Our survey asked, “When was the last time the board chair’s performance was evaluated by the board?” The most common answer was “not for two or more years.” Just maybe, the best person to lead the board is not currently serving as chair.

Likewise the number of boards where members have no term limits was surprisingly high. The advantages of having term limits are they create a system for developing new talent, they provide an off-ramp for an under-performing board member, and they help ensure that a board’s composition is right for the challenges ahead.

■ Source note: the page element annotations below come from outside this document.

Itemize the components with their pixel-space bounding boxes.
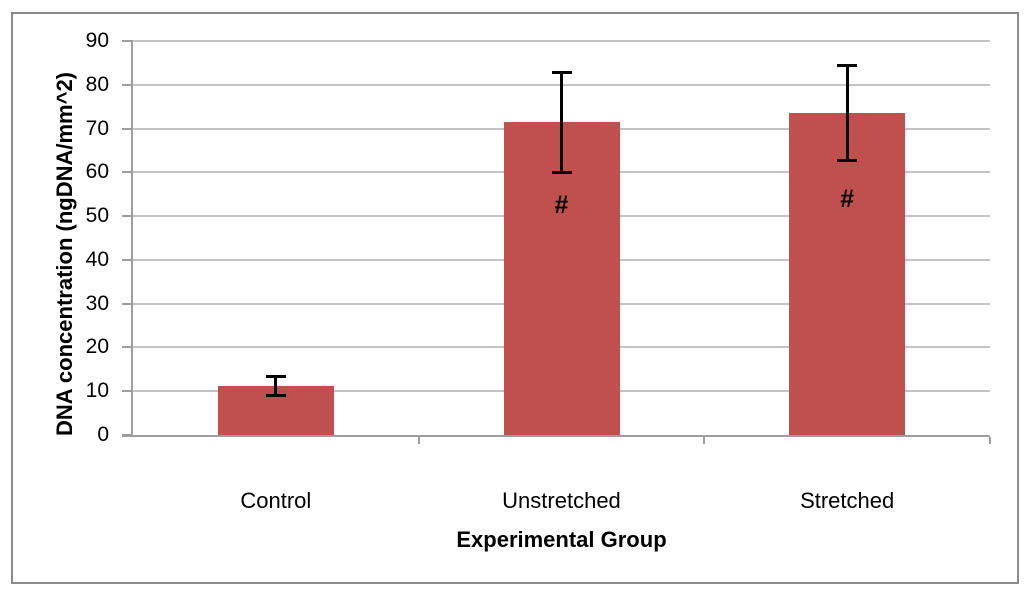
y-tick-label-50: 50 — [85, 204, 109, 228]
bar-stretched — [789, 112, 906, 435]
error-bar-cap-bottom-unstretched — [551, 171, 572, 175]
bar-unstretched — [503, 122, 620, 435]
y-tick-label-60: 60 — [85, 160, 109, 184]
y-tick-label-0: 0 — [97, 423, 109, 446]
error-bar-line-stretched — [845, 64, 849, 161]
error-bar-cap-bottom-control — [265, 394, 286, 398]
y-tick-60 — [122, 171, 133, 174]
significance-marker-unstretched: # — [554, 191, 569, 220]
y-tick-10 — [122, 390, 133, 393]
error-bar-line-control — [274, 375, 278, 397]
error-bar-line-unstretched — [560, 71, 563, 174]
x-tick-2 — [703, 437, 706, 444]
x-axis-title: Experimental Group — [456, 527, 667, 552]
plot-area: 0 10 20 30 40 50 60 70 80 90 Control Unstretched Str… — [13, 14, 1017, 582]
error-bar-cap-bottom-stretched — [837, 158, 858, 162]
y-tick-label-30: 30 — [85, 291, 109, 315]
y-tick-20 — [122, 346, 133, 349]
y-tick-90 — [122, 40, 133, 42]
error-bar-cap-top-unstretched — [551, 70, 572, 74]
x-tick-1 — [417, 437, 420, 444]
y-tick-30 — [122, 302, 133, 305]
y-tick-label-10: 10 — [85, 379, 109, 403]
y-tick-label-90: 90 — [85, 29, 109, 52]
y-tick-70 — [122, 127, 133, 130]
y-tick-40 — [122, 258, 133, 261]
y-tick-label-80: 80 — [85, 72, 109, 96]
gridline-90 — [133, 40, 990, 42]
y-tick-50 — [122, 215, 133, 218]
error-bar-cap-top-stretched — [837, 63, 858, 67]
y-tick-label-40: 40 — [85, 247, 109, 271]
x-category-label-unstretched: Unstretched — [502, 488, 621, 513]
y-tick-80 — [122, 83, 133, 86]
x-axis-line — [122, 435, 990, 437]
y-tick-label-20: 20 — [85, 335, 109, 359]
x-tick-3 — [989, 437, 991, 444]
error-bar-cap-top-control — [265, 374, 286, 378]
y-axis-line — [131, 41, 133, 437]
x-category-label-control: Control — [240, 488, 312, 513]
chart-frame: DNA concentration (ngDNA/mm^2) 0 10 20 30 40… — [11, 12, 1019, 584]
significance-marker-stretched: # — [840, 184, 855, 213]
y-tick-label-70: 70 — [85, 116, 109, 140]
x-category-label-stretched: Stretched — [800, 488, 895, 513]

Discussion of these topics should not come as a surprise on the board agenda, but if they’re regularly and appropriately addressed, your board will be more likely to thrive.

5. Be Prepared for Succession.

Succession is a fact of life. Your current pastor will one day be your former pastor.

A change of senior pastor always impacts the church board. Some boards have direct responsibility both to serve as search team and to oversee the transition. Others have lesser responsibilities, but every board needs to be ready for an emergency succession and a more intentional succession.

ECFA’s survey asked, “When was the last time the board (in whole or in part) discussed succession planning for the senior pastor—whether an emergency plan, long-range succession or anything else?” The most common response was “not for two or more years.”

YOU’RE NOT ALONE

The good news is that today more resources are available to help boards. ECFA offers a wide range of free downloads (see ECFA.church), and has published four new books on various aspects of excellence in governance.

As Dan Busby asks, “Would you trust a surgeon who stopped learning? An airline pilot who relied on outdated training? Lifelong learning is critical, especially for church leaders and board members who steward God’s work.”